つまり、個々の種から見れば悲劇というほかない出来事が、生命全体の進化を促進するらしいのです。
いったい、これはどう考えればいいのでしょう?
宇宙が一つであり、一貫して自己組織化・複雑化という方向に進んでいるとすれば、一見破壊に見えることが、次の創発の準備になっているのではないか、と考えることもできます。
もっと古い例でいえば、超新星の爆発、つまり星の死が、やがてより複雑な原子からなる新しい星の誕生を準備したのと同じように、古い生命の種の死が、新しい生命の種の創発を準備したのかもしれません。
もっと古い例をあげると、そもそも水素原子が核融合を起こしてヘリウムになるということ自体、個々の水素原子から考えると圧力で潰れるのですから破壊です。
しかし、個々の原子が壊れるからこそ、新しい元素が創発するのですね。
もし、破壊が次の創発の準備であり、死が次の誕生の準備だとすれば、根源的には宇宙には不条理はない、ということになります。

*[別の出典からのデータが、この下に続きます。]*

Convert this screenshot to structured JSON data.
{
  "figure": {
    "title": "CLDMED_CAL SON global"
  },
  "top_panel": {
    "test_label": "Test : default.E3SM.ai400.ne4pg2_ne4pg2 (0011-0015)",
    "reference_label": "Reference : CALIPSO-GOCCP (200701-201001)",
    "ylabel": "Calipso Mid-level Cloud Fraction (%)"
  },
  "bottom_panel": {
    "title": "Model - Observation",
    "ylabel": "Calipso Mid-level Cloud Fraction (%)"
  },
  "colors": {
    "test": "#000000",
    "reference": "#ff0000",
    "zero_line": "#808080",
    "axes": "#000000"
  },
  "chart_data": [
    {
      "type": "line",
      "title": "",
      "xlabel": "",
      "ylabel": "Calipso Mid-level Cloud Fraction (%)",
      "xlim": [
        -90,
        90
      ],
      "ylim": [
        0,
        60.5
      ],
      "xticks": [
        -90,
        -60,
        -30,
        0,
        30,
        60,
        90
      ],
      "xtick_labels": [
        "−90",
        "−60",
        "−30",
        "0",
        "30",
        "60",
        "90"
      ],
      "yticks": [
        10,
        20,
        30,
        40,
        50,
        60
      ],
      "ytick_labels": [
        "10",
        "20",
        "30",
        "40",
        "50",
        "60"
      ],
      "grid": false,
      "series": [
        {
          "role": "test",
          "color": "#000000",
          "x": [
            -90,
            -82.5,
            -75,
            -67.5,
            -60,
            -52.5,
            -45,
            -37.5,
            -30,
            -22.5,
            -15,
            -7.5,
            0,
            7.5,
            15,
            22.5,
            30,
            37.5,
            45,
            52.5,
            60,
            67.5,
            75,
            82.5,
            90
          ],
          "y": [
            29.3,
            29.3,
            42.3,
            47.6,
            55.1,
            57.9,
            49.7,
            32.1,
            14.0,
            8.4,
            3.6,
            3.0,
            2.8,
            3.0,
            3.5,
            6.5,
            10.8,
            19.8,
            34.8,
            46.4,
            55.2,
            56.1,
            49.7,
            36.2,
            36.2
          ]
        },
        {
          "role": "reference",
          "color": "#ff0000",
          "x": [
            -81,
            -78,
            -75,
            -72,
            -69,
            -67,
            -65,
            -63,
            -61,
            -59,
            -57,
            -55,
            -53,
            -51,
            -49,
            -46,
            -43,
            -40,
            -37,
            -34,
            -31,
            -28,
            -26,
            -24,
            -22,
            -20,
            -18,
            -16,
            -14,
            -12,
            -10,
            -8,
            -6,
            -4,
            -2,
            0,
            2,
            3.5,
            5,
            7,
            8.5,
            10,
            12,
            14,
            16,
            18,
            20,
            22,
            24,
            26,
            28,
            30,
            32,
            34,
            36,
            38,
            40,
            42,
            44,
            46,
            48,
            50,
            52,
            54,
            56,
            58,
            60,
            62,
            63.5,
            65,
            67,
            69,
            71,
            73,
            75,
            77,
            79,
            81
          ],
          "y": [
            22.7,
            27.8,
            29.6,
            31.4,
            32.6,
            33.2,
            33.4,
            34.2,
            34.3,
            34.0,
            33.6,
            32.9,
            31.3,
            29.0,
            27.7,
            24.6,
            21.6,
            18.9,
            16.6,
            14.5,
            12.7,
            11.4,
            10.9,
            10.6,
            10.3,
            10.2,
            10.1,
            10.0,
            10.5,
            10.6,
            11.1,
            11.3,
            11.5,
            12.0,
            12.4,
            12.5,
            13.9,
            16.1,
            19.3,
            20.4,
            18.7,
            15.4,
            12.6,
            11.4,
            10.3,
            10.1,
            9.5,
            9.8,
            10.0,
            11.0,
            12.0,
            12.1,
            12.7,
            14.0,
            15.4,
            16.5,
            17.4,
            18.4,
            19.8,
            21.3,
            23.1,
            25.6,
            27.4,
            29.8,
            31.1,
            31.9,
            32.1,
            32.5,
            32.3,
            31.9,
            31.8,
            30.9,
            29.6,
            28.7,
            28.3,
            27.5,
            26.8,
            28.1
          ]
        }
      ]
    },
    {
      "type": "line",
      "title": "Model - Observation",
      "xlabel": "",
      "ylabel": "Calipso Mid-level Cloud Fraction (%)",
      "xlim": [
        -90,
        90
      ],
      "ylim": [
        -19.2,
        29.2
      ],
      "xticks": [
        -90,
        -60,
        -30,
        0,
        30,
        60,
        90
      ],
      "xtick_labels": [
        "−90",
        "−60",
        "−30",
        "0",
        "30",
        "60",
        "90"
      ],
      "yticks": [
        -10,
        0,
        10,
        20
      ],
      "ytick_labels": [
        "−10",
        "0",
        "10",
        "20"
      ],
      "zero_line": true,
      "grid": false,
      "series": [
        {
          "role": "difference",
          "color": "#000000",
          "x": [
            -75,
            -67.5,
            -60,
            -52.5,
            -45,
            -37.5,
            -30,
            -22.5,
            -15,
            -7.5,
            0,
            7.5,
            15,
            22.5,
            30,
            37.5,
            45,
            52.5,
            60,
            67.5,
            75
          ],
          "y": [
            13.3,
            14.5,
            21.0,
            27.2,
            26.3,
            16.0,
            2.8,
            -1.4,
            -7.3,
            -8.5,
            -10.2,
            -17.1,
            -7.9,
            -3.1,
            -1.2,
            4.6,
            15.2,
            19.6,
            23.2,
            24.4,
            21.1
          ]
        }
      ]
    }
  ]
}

*
ともかく、恐竜や多くの爬虫類の絶滅がなければ、次の時代の哺乳類の繁栄はなく、哺乳類の繁栄と進化がなければ、霊長類の誕生もなく、したがって人類の誕生もありえません。
膨大な数の種の誕生と死という大きな流れの中に、人類も、私たちの先祖も、そして私も置かれています。
生命4〇億年の歴史、宇宙137億年の歴史は、こういうふうに今ここにいる私たちにまちがいなくつながっているようです。

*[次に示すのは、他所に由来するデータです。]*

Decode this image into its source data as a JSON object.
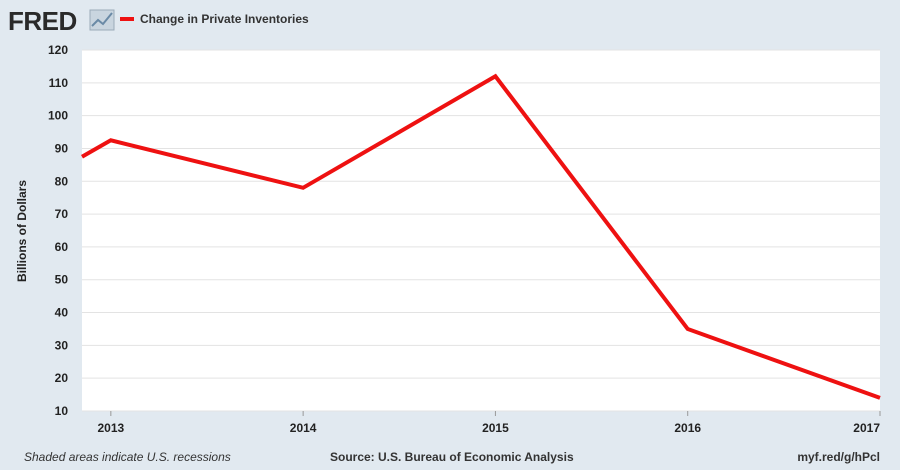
{
  "brand": {
    "name": "FRED"
  },
  "legend": {
    "label": "Change in Private Inventories",
    "color": "#ee1111"
  },
  "footer": {
    "recessions_note": "Shaded areas indicate U.S. recessions",
    "source": "Source: U.S. Bureau of Economic Analysis",
    "short_url": "myf.red/g/hPcl"
  },
  "chart_data": {
    "type": "line",
    "title": "",
    "xlabel": "",
    "ylabel": "Billions of Dollars",
    "ylim": [
      10,
      120
    ],
    "yticks": [
      10,
      20,
      30,
      40,
      50,
      60,
      70,
      80,
      90,
      100,
      110,
      120
    ],
    "xticks": [
      "2013",
      "2014",
      "2015",
      "2016",
      "2017"
    ],
    "xlim": [
      2012.85,
      2017.0
    ],
    "grid": true,
    "legend_position": "top-left",
    "series": [
      {
        "name": "Change in Private Inventories",
        "color": "#ee1111",
        "x": [
          2012.85,
          2013.0,
          2014.0,
          2015.0,
          2016.0,
          2017.0
        ],
        "y": [
          87.5,
          92.5,
          78,
          112,
          35,
          14
        ]
      }
    ]
  }
}
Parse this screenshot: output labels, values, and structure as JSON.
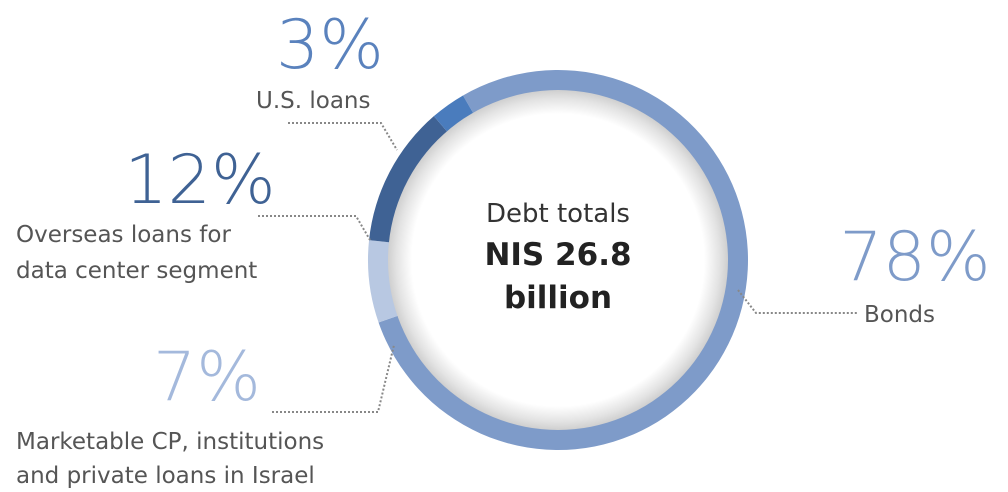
{
  "chart_data": {
    "type": "pie",
    "center_label": {
      "line1": "Debt totals",
      "line2": "NIS 26.8",
      "line3": "billion"
    },
    "slices": [
      {
        "percent_label": "78%",
        "label_lines": [
          "Bonds"
        ],
        "value": 78,
        "color": "#7e9bc9"
      },
      {
        "percent_label": "7%",
        "label_lines": [
          "Marketable CP, institutions",
          "and private loans in Israel"
        ],
        "value": 7,
        "color": "#b8c8e2"
      },
      {
        "percent_label": "12%",
        "label_lines": [
          "Overseas loans for",
          "data center segment"
        ],
        "value": 12,
        "color": "#3f6294"
      },
      {
        "percent_label": "3%",
        "label_lines": [
          "U.S. loans"
        ],
        "value": 3,
        "color": "#4a7cbd"
      }
    ]
  }
}
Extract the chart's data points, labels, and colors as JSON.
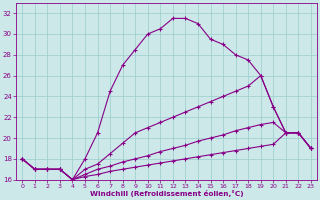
{
  "xlabel": "Windchill (Refroidissement éolien,°C)",
  "xlim": [
    -0.5,
    23.5
  ],
  "ylim": [
    16,
    33
  ],
  "yticks": [
    16,
    18,
    20,
    22,
    24,
    26,
    28,
    30,
    32
  ],
  "xticks": [
    0,
    1,
    2,
    3,
    4,
    5,
    6,
    7,
    8,
    9,
    10,
    11,
    12,
    13,
    14,
    15,
    16,
    17,
    18,
    19,
    20,
    21,
    22,
    23
  ],
  "background_color": "#cce8e8",
  "line_color": "#880088",
  "grid_color": "#99cccc",
  "lines": [
    {
      "x": [
        0,
        1,
        2,
        3,
        4,
        5,
        6,
        7,
        8,
        9,
        10,
        11,
        12,
        13,
        14,
        15,
        16,
        17,
        18,
        19,
        20,
        21,
        22,
        23
      ],
      "y": [
        18,
        17,
        17,
        17,
        16,
        18,
        20.5,
        24.5,
        27,
        28.5,
        30,
        30.5,
        31.5,
        31.5,
        31,
        29.5,
        29,
        28,
        27.5,
        26,
        23,
        20.5,
        20.5,
        19
      ],
      "marker": "+"
    },
    {
      "x": [
        0,
        1,
        2,
        3,
        4,
        5,
        6,
        7,
        8,
        9,
        10,
        11,
        12,
        13,
        14,
        15,
        16,
        17,
        18,
        19,
        20,
        21,
        22,
        23
      ],
      "y": [
        18,
        17,
        17,
        17,
        16,
        17,
        17.5,
        18.5,
        19.5,
        20.5,
        21,
        21.5,
        22,
        22.5,
        23,
        23.5,
        24,
        24.5,
        25,
        26,
        23,
        20.5,
        20.5,
        19
      ],
      "marker": "+"
    },
    {
      "x": [
        0,
        1,
        2,
        3,
        4,
        5,
        6,
        7,
        8,
        9,
        10,
        11,
        12,
        13,
        14,
        15,
        16,
        17,
        18,
        19,
        20,
        21,
        22,
        23
      ],
      "y": [
        18,
        17,
        17,
        17,
        16,
        16.5,
        17,
        17.3,
        17.7,
        18,
        18.3,
        18.7,
        19,
        19.3,
        19.7,
        20,
        20.3,
        20.7,
        21,
        21.3,
        21.5,
        20.5,
        20.5,
        19
      ],
      "marker": "+"
    },
    {
      "x": [
        0,
        1,
        2,
        3,
        4,
        5,
        6,
        7,
        8,
        9,
        10,
        11,
        12,
        13,
        14,
        15,
        16,
        17,
        18,
        19,
        20,
        21,
        22,
        23
      ],
      "y": [
        18,
        17,
        17,
        17,
        16,
        16.3,
        16.5,
        16.8,
        17,
        17.2,
        17.4,
        17.6,
        17.8,
        18,
        18.2,
        18.4,
        18.6,
        18.8,
        19,
        19.2,
        19.4,
        20.5,
        20.5,
        19
      ],
      "marker": "+"
    }
  ]
}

そういうことに気づいた時、私たちの心には大きな感動と、そして自分を超えた大きな何ものかへの畏怖・おそれの念が湧いてきます。
最後に、前に引用した本の言葉をもう1カ所引用しましょう(『人類の長い旅』147~8頁)。
「あなたのからだのなかの生命を、ほんとうのはじまりまでたどりたいのなら、あなたは、先祖の家系図をさらにさかのぼって、何万年もむかしの原始的なホモ・サピエンス・サピエンス、もっとむかしのホミニド、そのむかしの霊長類、哺乳類、爬虫類、両生類、魚類、ヒモムシ、最初の真核細胞、そして最後には、海のなかで自分の複製をはじめてつくった細胞まで、たどりつかねばなりません。
はじめての生細胞からあなたまでの生命の流れは、とぎれることなくつづいています。
あなたのからだのなかの生命は、35億年のあいだ、とどまることなくつづいてきたのです。

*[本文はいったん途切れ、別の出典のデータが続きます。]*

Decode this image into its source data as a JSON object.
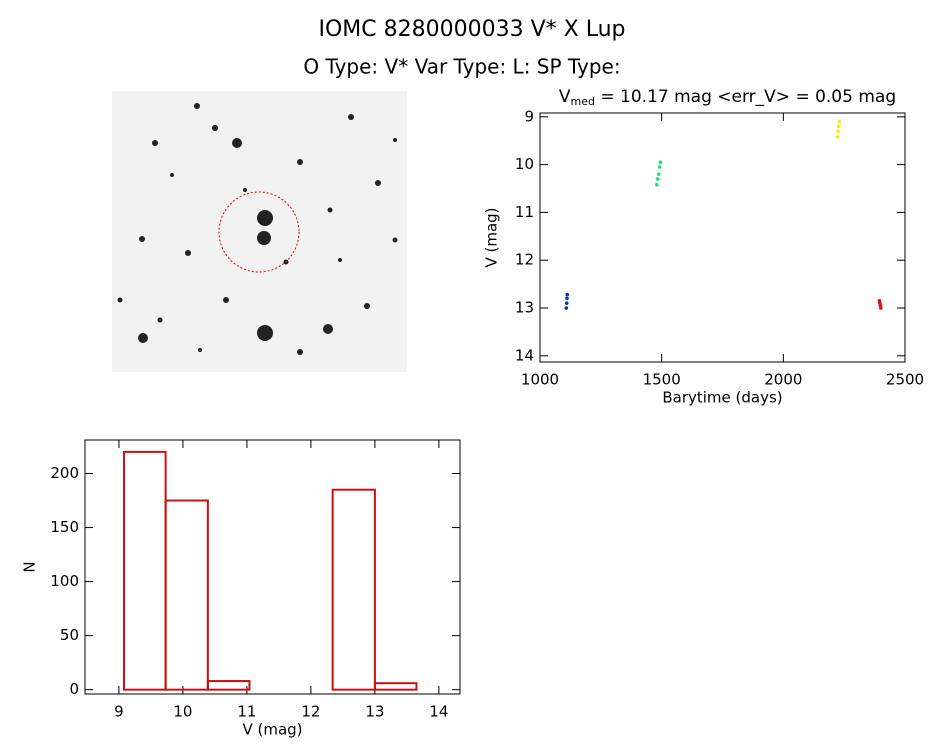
{
  "title": "IOMC 8280000033    V* X Lup",
  "subtitle": "O Type: V*  Var Type: L:  SP Type:",
  "chart_data": [
    {
      "type": "scatter",
      "title": [
        "V",
        "med",
        " = 10.17 mag <err_V> = 0.05 mag"
      ],
      "xlabel": "Barytime (days)",
      "ylabel": "V (mag)",
      "xlim": [
        1000,
        2500
      ],
      "xticks": [
        1000,
        1500,
        2000,
        2500
      ],
      "ylim": [
        8.92,
        14.13
      ],
      "yinvert": true,
      "yticks": [
        9,
        10,
        11,
        12,
        13,
        14
      ],
      "series": [
        {
          "color": "#1030c8",
          "x": [
            1108,
            1110,
            1111,
            1112
          ],
          "values": [
            13.0,
            12.9,
            12.8,
            12.72
          ]
        },
        {
          "color": "#20e070",
          "x": [
            1480,
            1484,
            1488,
            1492,
            1495
          ],
          "values": [
            10.42,
            10.3,
            10.2,
            10.05,
            9.95
          ]
        },
        {
          "color": "#f0f000",
          "x": [
            2222,
            2225,
            2228,
            2230
          ],
          "values": [
            9.42,
            9.3,
            9.2,
            9.1
          ]
        },
        {
          "color": "#e01010",
          "x": [
            2395,
            2397,
            2399,
            2401
          ],
          "values": [
            12.85,
            12.9,
            12.95,
            13.0
          ]
        }
      ]
    },
    {
      "type": "histogram",
      "xlabel": "V (mag)",
      "ylabel": "N",
      "color": "#cc1111",
      "bins": [
        9.08,
        9.73,
        10.39,
        11.04,
        11.69,
        12.34,
        13.0,
        13.65
      ],
      "values": [
        220,
        175,
        8,
        0,
        0,
        185,
        6
      ],
      "xlim": [
        8.47,
        14.33
      ],
      "xticks": [
        9,
        10,
        11,
        12,
        13,
        14
      ],
      "ylim": [
        -4,
        231
      ],
      "yticks": [
        0,
        50,
        100,
        150,
        200
      ]
    }
  ]
}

あなたは生命の木のいちばんあたらしいえだのさきにいて、地球上の他のすべてのいきもののえだと、その根もとではつながっています。わたしたちのいのちのはすべてもとをたどれば、何十億年もむかしの原始の海のなかの、最初の生細胞からはじまったのですが、それをさらにさかのぼれば、最初の生細胞をつくったアミノ酸と核酸塩基、さらに原始の大気のなかでくっつきあった分子、さらには、よりあつまって地球をつくった原子、そのまえにはこの原子のもととなった超新星、そのまえには、初期の星をつくった水素原子とヘリウム原子、そして空間の微粒子、そして最後には、すべてのみちすじのはじめとなったビッグ・バンにいきつきます。
わたしたちのからだをつくっているすべての材料は、150億年むかし、わたしたちの宇宙がはじまったまさにその時にうまれたものなのです。
自分のてをよくみてごらんなさい。そしてそのなかの原子がいままでにとどってきた旅について考えてみてください。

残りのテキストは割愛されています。